Chanel staged the show on a modernist, minimalist set – a colorful expanse of polka dot-shaped stools and light fixtures that transformed the space into a giant Twister mat.
“It’s a cosmopolitan idea of the local fashion,” Lagerfeld said. The voluminous shapes and bold color combinations of hanboks, the South Korean equivalent of the kimono, inspired the designer. He delivered his own high-fashion versions of these full, high-waisted dresses in patchwork silk — including one in a smattering of pastel hues and another version in soft pink that closed the show. “This doesn’t exist in any other country in the eastern part of the world — only in Korea,” Lagerfeld said of the patchwork technique.

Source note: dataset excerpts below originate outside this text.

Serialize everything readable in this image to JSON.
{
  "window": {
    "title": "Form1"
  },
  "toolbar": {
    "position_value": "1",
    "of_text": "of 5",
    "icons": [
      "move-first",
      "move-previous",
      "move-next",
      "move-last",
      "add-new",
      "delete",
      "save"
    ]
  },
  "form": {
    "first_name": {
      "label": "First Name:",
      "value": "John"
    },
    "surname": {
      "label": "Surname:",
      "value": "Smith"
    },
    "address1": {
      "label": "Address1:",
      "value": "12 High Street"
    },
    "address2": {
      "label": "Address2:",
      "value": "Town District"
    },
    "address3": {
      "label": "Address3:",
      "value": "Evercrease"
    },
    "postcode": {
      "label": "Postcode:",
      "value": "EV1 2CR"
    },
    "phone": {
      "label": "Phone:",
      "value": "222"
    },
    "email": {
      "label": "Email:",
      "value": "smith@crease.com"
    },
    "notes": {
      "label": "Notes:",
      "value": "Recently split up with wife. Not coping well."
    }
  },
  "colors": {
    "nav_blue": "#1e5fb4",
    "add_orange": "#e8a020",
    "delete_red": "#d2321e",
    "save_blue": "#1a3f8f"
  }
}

In a nod to the historical hairdos featured in South Korean period dramas, there were bold headpieces made from thick braids of black hair, some in crown formations and others in buns similar to mouse ears.
“I don’t do folklore or direct interpretation. It’s an idea of what I think it could be – or should be.”
The styles in tweed, rendered in punchy weaves of bright hues, were also standouts. “It’s an updated Korean version of the Chanel jacket,” Lagerfeld noted.
Some A-listers for the front row including Kristen Stewart, Gisele Bündchen, Tilda Swinton, Isabelle Huppert, Gaspard Ulliel, Lo-Fang and Rinko Kikuchi. Tapping into the K-pop talent pool, the fashion house enlisted the likes of rapper G-Dragon, South Korean-American singer Krystal, and singer, songwriter and dancer Taeyang to attend the show along with actresses Shin-Hye Park and Ah-Sung Go.
“The styling was really Korean. They mixed a lot of elements of traditional Korean style with Chanel’s own identity…[and] I was so proud to see this as a Korean,” G-Dragon said.